The GEFI COP26 programme presented several examples of how financing nature and nature-based solutions (NbS) (including community-led project), is not only possible but profitable. So, if financing NbS is key to solving the climate crisis, including financing indigenous peoples, where are we now? Mrs Mrema noted that only 3% of global finance is being spent on NbS – this figure is too low if we are to keep 1.5C alive. The wholly unequal distribution of these resources is a further hindrance.
The question that echoed around the GEFI HQ during COP26 was: is it all too late?
Having explored the halls of the Blue Zone and Green Zone, as well as hosted an array of events throughout the two weeks, there is a dichotomy between those who contend that solving the nature crisis is complex and others convinced that it is pretty simple! Seeing practical examples of how it can be done provide hope but challenges remain around transferability and scale. The confidence boosted by speaking to sustainable finance leader is quickly tempered when the next conversation it with a finance leader who just doesn’t get it.

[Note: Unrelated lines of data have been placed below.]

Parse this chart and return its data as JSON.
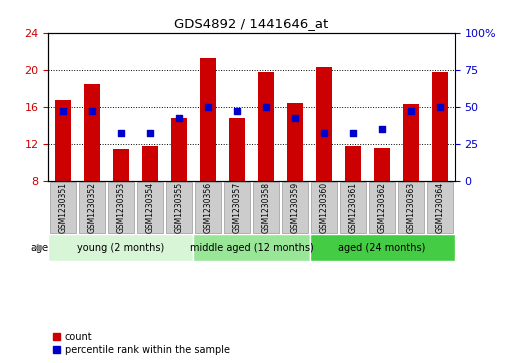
{
  "title": "GDS4892 / 1441646_at",
  "samples": [
    "GSM1230351",
    "GSM1230352",
    "GSM1230353",
    "GSM1230354",
    "GSM1230355",
    "GSM1230356",
    "GSM1230357",
    "GSM1230358",
    "GSM1230359",
    "GSM1230360",
    "GSM1230361",
    "GSM1230362",
    "GSM1230363",
    "GSM1230364"
  ],
  "counts": [
    16.7,
    18.5,
    11.4,
    11.8,
    14.8,
    21.3,
    14.8,
    19.8,
    16.4,
    20.3,
    11.7,
    11.5,
    16.3,
    19.7
  ],
  "percentiles": [
    47,
    47,
    32,
    32,
    42,
    50,
    47,
    50,
    42,
    32,
    32,
    35,
    47,
    50
  ],
  "ylim_left": [
    8,
    24
  ],
  "yticks_left": [
    8,
    12,
    16,
    20,
    24
  ],
  "ylim_right": [
    0,
    100
  ],
  "yticks_right": [
    0,
    25,
    50,
    75,
    100
  ],
  "bar_color": "#cc0000",
  "dot_color": "#0000cc",
  "bar_bottom": 8,
  "groups": [
    {
      "label": "young (2 months)",
      "start": 0,
      "end": 5,
      "color": "#d8f5d8"
    },
    {
      "label": "middle aged (12 months)",
      "start": 5,
      "end": 9,
      "color": "#99e699"
    },
    {
      "label": "aged (24 months)",
      "start": 9,
      "end": 14,
      "color": "#44cc44"
    }
  ],
  "age_label": "age",
  "legend_count_color": "#cc0000",
  "legend_dot_color": "#0000cc",
  "background_color": "#ffffff",
  "tick_label_color_left": "#cc0000",
  "tick_label_color_right": "#0000cc",
  "xtick_box_color": "#cccccc",
  "xtick_box_edge_color": "#999999"
}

However, on reflection, the prevailing sentiment is that this is doable. In the words of Professor Stern (leading climate economist) “we have to invest to get there, but we will get tremendous returns. Just look at renewable power”. Despite some media spin the majority of people involved in COP26, and across the GEFI programme, are far from ready to give up. We need to learn from what works, what has not worked and collaborate to ensure that finance flows to the right places, at the right levels and at the right time. This required existing investment models and measurement and reporting frameworks to be redesigned.
Willie Watt (Chair of the Scottish National Investment Bank) stated that GDP is not a sustainable measure of growth, and the sustainability of growth itself has to be reassessed, suggesting big changes are needed. Nonetheless, Abyd Karmali (Managing Director, ESG & Sustainable Finance at Bank of America) noted that ESG has helped move the financial world towards nature-based finance, signalling that change is happening and can happen quickly.
At GEFI we remain committed to raising awareness and inspiring financial institutions across the globe to recognise their role in financing nature. In 2022 we look forward to building on the progress we have made this year by supporting the Biodiversity COP15 in April and the Climate COP27 in November.
We will work to keep the conversation open, relevant and critical to support the industry’s movement towards change, so get involved where you can.